I see both sides of the coin. On one hand, if you’re trying to build a passive income stream, of course it makes more sense to allocate a larger percentage of your portfolio to dividend stocks. However, if you have full conviction on a growth stock, then you probably should at least allocate a portion to these investments. Appreciation should never be the main focal point of your investment portfolio, but to miss out on these potent gains would be unfortunate.
Like with most things in life, it’s all about finding the right balance.
Investing in Real Estate
In 2012, my primary focus was on dividend investing. Based off my recent activity this year, I don’t think it’s a secret that I’ve shifted my investment strategies over to real estate. Does that make me a full-fledged real estate investor? Even though real estate now makes up the majority of my investment holdings, I would say no.
No? Does that come as a surprise to you? After all, I own four rental properties and am trying to buy another one early next year. I’ve even made it a goal to acquire ten rental properties by the end of 2015. How can I possibly say I’m not a real estate investor?
Having dabbled in both stocks and real estate, I see the benefits and reasons for investing in both. Right now, it makes more sense to me to invest in rentals primarily because:
- Interest rates are so low.
- I believe in using other people’s money to make me rich.
- I’m finding returns that generate greater than 15% cash-on-cash (not accounting for additional gains due to principal paydown, depreciation/tax breaks, etc.).
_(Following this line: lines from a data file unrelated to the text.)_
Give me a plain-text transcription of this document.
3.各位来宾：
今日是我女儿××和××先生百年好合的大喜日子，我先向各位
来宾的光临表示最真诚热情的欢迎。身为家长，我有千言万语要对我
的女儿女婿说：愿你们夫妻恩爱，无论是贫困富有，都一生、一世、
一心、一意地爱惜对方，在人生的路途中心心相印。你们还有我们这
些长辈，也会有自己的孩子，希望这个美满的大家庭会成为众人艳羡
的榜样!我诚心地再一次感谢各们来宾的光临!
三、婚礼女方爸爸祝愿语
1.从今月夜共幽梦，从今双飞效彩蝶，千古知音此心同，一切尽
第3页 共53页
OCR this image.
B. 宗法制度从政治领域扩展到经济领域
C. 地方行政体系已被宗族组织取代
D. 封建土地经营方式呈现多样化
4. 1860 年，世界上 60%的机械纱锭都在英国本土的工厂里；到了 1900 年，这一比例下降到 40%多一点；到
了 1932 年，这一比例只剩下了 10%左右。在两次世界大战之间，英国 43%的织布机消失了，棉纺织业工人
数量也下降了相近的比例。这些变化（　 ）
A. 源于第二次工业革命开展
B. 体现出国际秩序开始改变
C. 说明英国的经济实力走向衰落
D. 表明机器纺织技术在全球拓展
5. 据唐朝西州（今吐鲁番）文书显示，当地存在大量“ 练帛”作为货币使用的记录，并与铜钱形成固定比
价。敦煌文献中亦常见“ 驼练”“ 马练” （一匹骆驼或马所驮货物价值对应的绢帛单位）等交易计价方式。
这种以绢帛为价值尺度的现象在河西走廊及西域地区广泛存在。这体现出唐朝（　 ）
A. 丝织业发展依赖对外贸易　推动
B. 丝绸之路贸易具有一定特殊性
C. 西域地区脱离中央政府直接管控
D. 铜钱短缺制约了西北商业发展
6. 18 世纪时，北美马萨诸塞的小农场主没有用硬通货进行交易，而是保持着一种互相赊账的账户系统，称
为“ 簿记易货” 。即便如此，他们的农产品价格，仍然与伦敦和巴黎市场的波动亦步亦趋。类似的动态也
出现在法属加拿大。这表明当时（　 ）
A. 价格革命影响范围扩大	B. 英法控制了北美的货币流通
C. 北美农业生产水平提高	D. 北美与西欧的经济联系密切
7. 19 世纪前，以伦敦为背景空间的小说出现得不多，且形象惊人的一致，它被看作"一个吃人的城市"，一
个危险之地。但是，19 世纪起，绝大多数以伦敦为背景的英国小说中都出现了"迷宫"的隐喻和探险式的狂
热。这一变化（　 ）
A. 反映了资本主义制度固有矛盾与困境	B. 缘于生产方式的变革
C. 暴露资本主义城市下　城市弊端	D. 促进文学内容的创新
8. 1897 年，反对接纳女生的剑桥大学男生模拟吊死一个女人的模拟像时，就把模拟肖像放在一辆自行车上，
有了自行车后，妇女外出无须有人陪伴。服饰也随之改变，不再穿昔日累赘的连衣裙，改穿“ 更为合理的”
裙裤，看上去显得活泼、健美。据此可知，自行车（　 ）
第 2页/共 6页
- I want to maximize the number of loans I can get before I quit my W-2 job. Lending is strict — no job, no loans!
But real estate also comes with its own set of disadvantages. Properties are highly illiquid, the income isn’t truly passive, and cash flow can be highly unpredictable (due to maintenance, vacancy, and other expenses).
I’m certain there will come a time when I’ll feel like I have enough allocation in rental properties, and will want to re-shift my focus towards dividend stocks again.
Investing in Financial Independence
At the end of the day, I’m not a dividend growth stock investor. I’m not a growth stock investor. And I’m not a real estate investor.
Just what am I?
I am a financial independence investor. My allegiance is to financial freedom and I will invest in whatever options I have available to help me get to the top of the mountain in the shortest amount of time, with the least amount of my own capital.
Markets change. They go up and down. Everything is dynamic… So, I have to be able and willing to adapt.
Lately, I’ve been hearing a lot of buzz about this whole bitcoin thing… I don’t know anything about it yet, but if I’ve learned anything, it’s that I’m not willing to shut the door on potential investment ideas. Then there’s virtual real estate investing, lending club, etc.
The list goes on and on… Ultimately, I think the most important thing is to find a strategy, or strategies that best suit you. It’s not written in the stars anywhere that you can’t invest in multiple platforms. When I was a kid, I owned a Sega Genesis and a Super Nintendo. Remember those Mario vs. Sonic debates? What a waste of time… I enjoyed both titles! 🙂
What type of investor are you? Are you comfortable declaring your allegiance to just one form of investing? One to rule them all… Are you also a financial independence investor?